Terriennes

Hystérectomies abusives en Inde : la réalité du scandale en images

Chargement du lecteur...

Dans les régions rurales de l'Inde, de jeunes ouvrières agricoles acceptent l'ablation de leur utérus, sous l'influence, voire la contrainte, de médecins indélicats, mais aussi d'exploitants soucieux de leur productivité et de conditions de vie sommaires. La photojournaliste Chloé Sharrock est allée à la rencontre de ces femmes. 

Qu'est-ce qu'une hystérectomie ? Ce terme médical désigne une opération chirurgicale visant à supprimer l'utérus d'une patiente. "C'est un acte important... qui, en plus de rendre stérile, peut entraîner ou non une ménopause," explique la gynécologue Brigitte Letombe sur le site du Journal des femmes. Sur ce même site, on peut lire que l'ablation de l'utérus est principalement indiquée chez les femmes âgées de plus de 50 ans, souffrant d'une pathologie que les médicaments n'ont pas pu traiter - cancer, endométriose, fibrome... Enfin, elle peut être réalisée par voie vaginale ou par coelioscopie ; seule la laparotomie, l'ouverture du ventre comme pour une césarienne, laisse une grosse cicatrice. 

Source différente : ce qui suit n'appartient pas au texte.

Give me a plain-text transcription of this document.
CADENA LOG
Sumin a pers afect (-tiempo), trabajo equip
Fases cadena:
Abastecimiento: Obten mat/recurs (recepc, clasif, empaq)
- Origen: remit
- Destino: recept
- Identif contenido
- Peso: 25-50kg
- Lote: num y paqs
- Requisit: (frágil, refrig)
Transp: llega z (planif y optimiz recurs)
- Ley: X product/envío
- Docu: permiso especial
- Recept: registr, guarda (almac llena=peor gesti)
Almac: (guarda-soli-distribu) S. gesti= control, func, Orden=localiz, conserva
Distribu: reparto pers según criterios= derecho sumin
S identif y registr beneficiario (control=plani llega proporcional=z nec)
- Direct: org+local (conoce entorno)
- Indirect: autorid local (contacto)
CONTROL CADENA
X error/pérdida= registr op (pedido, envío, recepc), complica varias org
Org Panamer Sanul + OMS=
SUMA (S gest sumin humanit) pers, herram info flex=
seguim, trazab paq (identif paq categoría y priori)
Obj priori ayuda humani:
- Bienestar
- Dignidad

Alors pourquoi quelque 35% des ouvrières agricoles de la région de Bid, dans l'ouest de l'Inde, n'ont-elles plus d'utérus ? D'autant que la plupart, selon les associations locales, n'ont pas 30 ans... Qui sont ces coupeuses de cannes qui, chaque année, à la fin de la mousson, vont travailler six mois dans les champs de cannes à sucre du Karnataka ? La photojournaliste française Chloé Sharrock a mené l'enquête et photographié les conditions de vie de celles qu'elle nomme sugar girls, mais aussi les séquelles des hystérectomies qu'elles ont subies et qui sont aujourd'hui dénoncées comme abusives. Ses photos ont été exposées au festival international de photojournalisme "Visa pour l'Image"

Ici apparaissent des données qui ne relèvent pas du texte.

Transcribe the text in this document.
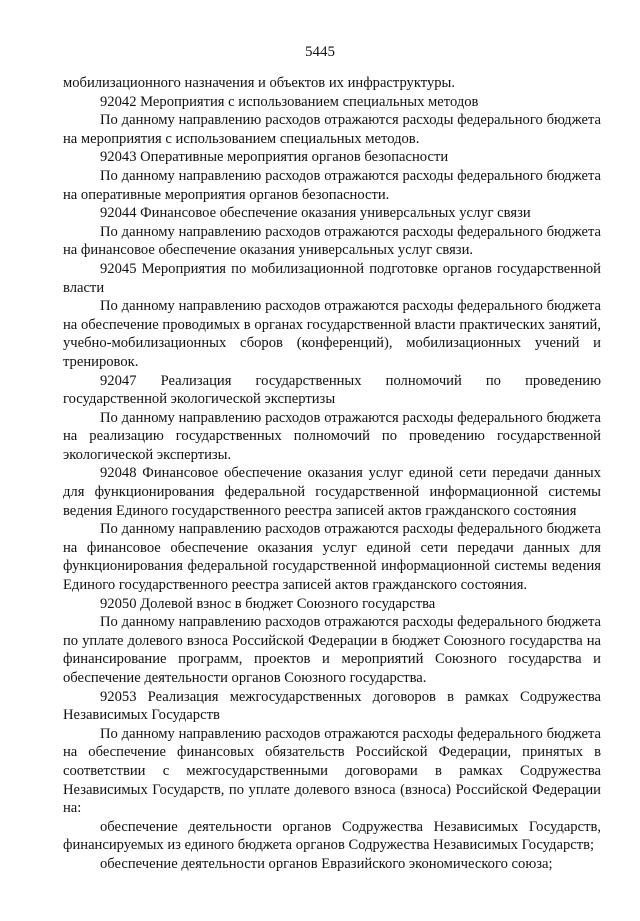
5445

мобилизационного назначения и объектов их инфраструктуры.

92042 Мероприятия с использованием специальных методов

По данному направлению расходов отражаются расходы федерального бюджета на мероприятия с использованием специальных методов.

92043 Оперативные мероприятия органов безопасности

По данному направлению расходов отражаются расходы федерального бюджета на оперативные мероприятия органов безопасности.

92044 Финансовое обеспечение оказания универсальных услуг связи

По данному направлению расходов отражаются расходы федерального бюджета на финансовое обеспечение оказания универсальных услуг связи.

92045 Мероприятия по мобилизационной подготовке органов государственной власти

По данному направлению расходов отражаются расходы федерального бюджета на обеспечение проводимых в органах государственной власти практических занятий, учебно-мобилизационных сборов (конференций), мобилизационных учений и тренировок.

92047 Реализация государственных полномочий по проведению государственной экологической экспертизы

По данному направлению расходов отражаются расходы федерального бюджета на реализацию государственных полномочий по проведению государственной экологической экспертизы.

92048 Финансовое обеспечение оказания услуг единой сети передачи данных для функционирования федеральной государственной информационной системы ведения Единого государственного реестра записей актов гражданского состояния

По данному направлению расходов отражаются расходы федерального бюджета на финансовое обеспечение оказания услуг единой сети передачи данных для функционирования федеральной государственной информационной системы ведения Единого государственного реестра записей актов гражданского состояния.

92050 Долевой взнос в бюджет Союзного государства

По данному направлению расходов отражаются расходы федерального бюджета по уплате долевого взноса Российской Федерации в бюджет Союзного государства на финансирование программ, проектов и мероприятий Союзного государства и обеспечение деятельности органов Союзного государства.

92053 Реализация межгосударственных договоров в рамках Содружества Независимых Государств

По данному направлению расходов отражаются расходы федерального бюджета на обеспечение финансовых обязательств Российской Федерации, принятых в соответствии с межгосударственными договорами в рамках Содружества Независимых Государств, по уплате долевого взноса (взноса) Российской Федерации на:

обеспечение деятельности органов Содружества Независимых Государств, финансируемых из единого бюджета органов Содружества Независимых Государств;

обеспечение деятельности органов Евразийского экономического союза;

Femmes, illettrées, vulnérables

Chloé Sharrock explique ce qu'elle a découvert dans les villages pauvres du district de Bid, dans l'ouest du sous-continent : "Les médecins du secteur privé font pression sur des femmes encore jeunes pour qu'elles se fassent opérer et générer des profits."  Pauvres et illettrées, les journalières agricoles, qui vivent dans des conditions d'hygiène précaires, se laissent convaincre de subir une opération qui, pensent-elle, leur facilitera la vie en les privant de menstruations. Car lorsqu'elles migrent vers le sud, vers la sugar belt du Karnataka, les familles des coupeurs de cannes vivent pendant six mois de façon quasi nomade. "Les voyages sont éprouvants, dans des camions en plein soleil, et les conditions de vie rudimentaires, sur la terre sèche, sous des tentes sommaires, sans sanitaires," rapporte Chloé Sharrock, qui a suivi la migration des coupeurs. 

Détail d'une photo de Chloé Sharrock sur le site du festival Visa pour l'Image.
Détail d'une photo de Chloé Sharrock sur le site du festival Visa pour l'Image.

Dans les champs de cannes, les ouvrières agricoles exercent un travail particulièrement pénible sur le plan physique. Leurs articulations, entre autres, sont mises à rude épreuve pendant des journées de travail de 12 à 16 heures. La coupe des cannes à sucre se pratiquant de façon "informelle", elle n'est pas réglementée : "Aucune législation, aucun syndicat ne défend ces femmes. Elle n'ont pas de sécurité sociale pour s'arrêter si elles sont malades ou enceintes - mariées très jeunes, elles enchaînent les maternités - et pas question de se reposer quand elles ont leurs règles," explique Chloé Sharrock. Au contraire, elles sont punies d'une amende pouvant atteindre 500 roupies pour une journée de travail manquée.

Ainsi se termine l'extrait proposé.